However, identifying such possible confounding elements and measuring their effects are not germane to the purpose of this study. Our experiments have been designed to test the hypothesis that machine-generated morpho-syntactic annotation can be used for accurate closed-set attribution, even for fairly small texts, in a range of languages. All comparisons among languages are merely illustrative and suggestive: greater morpho-syntactic complexity seems to correlate at least approximately with accuracy. Detailed investigation of this apparent relationship must be left to experts in the respective languages and literatures.

This investigation has set out to explore the discriminative value of a certain set of input features. It has advanced the hypothesis that, absent any vocabulary data, a mixture of a text’s shallow and deep morpho-syntactic characteristics, when combined in a way that preserves as many “degrees of freedom” as possible, can produce strong results in closed-set classification. These results are significant, insomuch as most text classification methods rely primarily on vocabulary or character information, with a text’s syntax represented only by function words and POS tags. However, the quantitative study of language and texts has recently seen the rise in prominence of approaches such as deep neural networks. These are often “end to end” learning systems; input consists of “raw” text with little pre-processing and no feature extraction. Results can be amazingly accurate. In the presence of such effective alternatives, the reader of this study may reasonably feel doubts about a method which requires syntactic parsing as well as significant effort given to feature engineering.

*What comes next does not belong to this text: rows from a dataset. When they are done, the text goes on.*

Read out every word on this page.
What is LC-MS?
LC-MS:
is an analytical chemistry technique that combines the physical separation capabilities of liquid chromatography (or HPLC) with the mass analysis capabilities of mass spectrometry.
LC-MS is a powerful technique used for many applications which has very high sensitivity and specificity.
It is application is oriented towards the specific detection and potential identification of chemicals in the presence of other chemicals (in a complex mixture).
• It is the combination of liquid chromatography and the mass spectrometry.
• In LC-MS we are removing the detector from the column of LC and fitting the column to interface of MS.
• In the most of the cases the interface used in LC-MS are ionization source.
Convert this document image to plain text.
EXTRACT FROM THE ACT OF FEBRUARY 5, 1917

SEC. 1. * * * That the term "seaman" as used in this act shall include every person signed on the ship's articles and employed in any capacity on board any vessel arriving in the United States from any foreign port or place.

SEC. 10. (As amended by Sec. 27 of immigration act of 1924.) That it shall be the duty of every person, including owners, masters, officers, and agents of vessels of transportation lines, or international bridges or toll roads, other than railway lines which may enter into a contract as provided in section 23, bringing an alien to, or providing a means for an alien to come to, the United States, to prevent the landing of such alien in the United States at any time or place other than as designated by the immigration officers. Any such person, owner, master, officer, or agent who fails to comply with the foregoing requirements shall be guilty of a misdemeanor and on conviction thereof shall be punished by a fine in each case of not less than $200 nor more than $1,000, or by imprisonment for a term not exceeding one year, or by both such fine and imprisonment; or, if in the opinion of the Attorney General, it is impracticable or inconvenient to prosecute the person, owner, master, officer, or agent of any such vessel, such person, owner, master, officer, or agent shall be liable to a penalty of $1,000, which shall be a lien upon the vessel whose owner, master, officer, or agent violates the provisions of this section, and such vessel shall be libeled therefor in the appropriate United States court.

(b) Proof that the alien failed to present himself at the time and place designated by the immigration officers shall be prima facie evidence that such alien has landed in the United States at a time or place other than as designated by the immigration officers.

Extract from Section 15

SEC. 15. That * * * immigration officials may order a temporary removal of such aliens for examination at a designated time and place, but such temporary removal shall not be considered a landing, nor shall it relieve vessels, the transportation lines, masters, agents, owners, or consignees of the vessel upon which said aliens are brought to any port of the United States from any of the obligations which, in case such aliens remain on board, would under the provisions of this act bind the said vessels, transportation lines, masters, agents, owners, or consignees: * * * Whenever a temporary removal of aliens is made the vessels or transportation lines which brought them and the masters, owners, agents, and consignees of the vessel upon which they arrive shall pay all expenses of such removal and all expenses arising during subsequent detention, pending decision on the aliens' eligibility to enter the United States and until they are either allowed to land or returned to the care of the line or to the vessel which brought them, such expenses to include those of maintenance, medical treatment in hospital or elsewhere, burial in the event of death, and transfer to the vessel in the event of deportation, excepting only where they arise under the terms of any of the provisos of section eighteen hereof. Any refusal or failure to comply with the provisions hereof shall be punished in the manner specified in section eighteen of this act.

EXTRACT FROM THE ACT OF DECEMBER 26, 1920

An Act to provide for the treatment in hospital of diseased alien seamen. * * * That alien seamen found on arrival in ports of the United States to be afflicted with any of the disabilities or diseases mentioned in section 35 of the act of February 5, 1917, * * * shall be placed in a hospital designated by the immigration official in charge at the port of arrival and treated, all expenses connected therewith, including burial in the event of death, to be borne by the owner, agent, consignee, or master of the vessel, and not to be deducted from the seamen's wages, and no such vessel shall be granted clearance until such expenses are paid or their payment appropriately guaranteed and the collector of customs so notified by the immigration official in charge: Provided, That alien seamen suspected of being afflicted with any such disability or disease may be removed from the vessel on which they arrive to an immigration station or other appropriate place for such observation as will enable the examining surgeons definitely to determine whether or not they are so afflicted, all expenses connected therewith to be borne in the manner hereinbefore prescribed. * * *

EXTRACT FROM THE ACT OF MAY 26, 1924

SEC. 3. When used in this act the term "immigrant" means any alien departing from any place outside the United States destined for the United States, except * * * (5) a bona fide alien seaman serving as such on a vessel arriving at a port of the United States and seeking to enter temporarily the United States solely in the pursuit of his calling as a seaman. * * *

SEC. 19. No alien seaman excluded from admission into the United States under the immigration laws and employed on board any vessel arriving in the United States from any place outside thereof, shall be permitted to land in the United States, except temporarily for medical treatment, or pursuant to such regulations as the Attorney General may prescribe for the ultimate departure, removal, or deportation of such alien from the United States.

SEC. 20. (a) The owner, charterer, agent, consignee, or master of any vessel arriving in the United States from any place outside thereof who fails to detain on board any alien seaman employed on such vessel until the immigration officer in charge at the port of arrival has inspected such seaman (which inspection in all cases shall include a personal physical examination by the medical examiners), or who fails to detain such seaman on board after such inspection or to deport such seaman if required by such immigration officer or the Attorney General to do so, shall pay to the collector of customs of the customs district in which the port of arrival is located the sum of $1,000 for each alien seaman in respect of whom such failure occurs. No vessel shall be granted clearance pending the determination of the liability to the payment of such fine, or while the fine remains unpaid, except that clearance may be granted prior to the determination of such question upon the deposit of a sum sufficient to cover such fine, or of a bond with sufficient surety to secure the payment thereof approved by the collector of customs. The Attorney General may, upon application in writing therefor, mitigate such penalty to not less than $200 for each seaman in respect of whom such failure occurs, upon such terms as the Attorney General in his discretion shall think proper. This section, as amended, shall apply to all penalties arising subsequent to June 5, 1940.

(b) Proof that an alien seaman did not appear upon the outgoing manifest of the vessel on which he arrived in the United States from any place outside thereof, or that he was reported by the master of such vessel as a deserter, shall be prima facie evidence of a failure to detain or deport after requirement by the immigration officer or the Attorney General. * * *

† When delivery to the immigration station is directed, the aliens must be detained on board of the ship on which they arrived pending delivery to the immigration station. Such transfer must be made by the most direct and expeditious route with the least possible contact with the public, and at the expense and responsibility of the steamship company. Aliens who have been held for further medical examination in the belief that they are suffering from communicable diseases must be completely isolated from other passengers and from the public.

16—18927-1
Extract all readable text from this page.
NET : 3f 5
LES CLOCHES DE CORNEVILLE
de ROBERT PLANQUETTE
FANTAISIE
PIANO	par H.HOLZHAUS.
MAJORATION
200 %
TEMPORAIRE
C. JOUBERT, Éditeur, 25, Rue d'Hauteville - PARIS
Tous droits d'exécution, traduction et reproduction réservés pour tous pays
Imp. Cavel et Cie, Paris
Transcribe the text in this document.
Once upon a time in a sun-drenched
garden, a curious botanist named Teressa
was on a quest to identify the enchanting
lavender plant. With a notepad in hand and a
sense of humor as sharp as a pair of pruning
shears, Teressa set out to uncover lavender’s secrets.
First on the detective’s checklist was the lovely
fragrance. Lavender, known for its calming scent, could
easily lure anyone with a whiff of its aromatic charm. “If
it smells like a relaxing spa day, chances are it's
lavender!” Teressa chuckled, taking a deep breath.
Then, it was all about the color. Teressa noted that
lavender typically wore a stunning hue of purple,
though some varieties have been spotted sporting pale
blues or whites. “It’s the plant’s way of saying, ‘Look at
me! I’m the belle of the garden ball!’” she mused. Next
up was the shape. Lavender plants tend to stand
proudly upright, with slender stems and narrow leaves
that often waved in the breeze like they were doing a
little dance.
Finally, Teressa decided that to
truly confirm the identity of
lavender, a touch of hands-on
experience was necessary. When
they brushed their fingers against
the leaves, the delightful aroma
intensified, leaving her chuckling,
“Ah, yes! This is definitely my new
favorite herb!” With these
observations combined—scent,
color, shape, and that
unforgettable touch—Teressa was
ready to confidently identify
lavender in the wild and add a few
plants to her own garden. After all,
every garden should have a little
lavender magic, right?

Yet, user-specified input features have their own advantages. The continuing efforts to find better methods of text classification is primarily driven, at least in the various disciplines of the humanities, by the desire to identify and describe the essential features of individual style. Investigations seek to confirm (or refute) the hypothesis that every user of language has a stylistic “fingerprint” or “signature” that allows written or spoken “texts” from that source to be distinguished from all others. In order for studies of this sort to be plausible, however accurate the results may be, we must be able to give a clear interpretation for the variables on which the classification depends.[13] Optimally, we must give this interpretation in terms of commonly accepted phenomena of language and communication. Generally speaking, hand-crafted input features meet this criterion. In contrast, end-to-end deep learning algorithms typically abstract their own features, and often it takes a great deal of effort to establish what phenomena the model is taking into account.[14]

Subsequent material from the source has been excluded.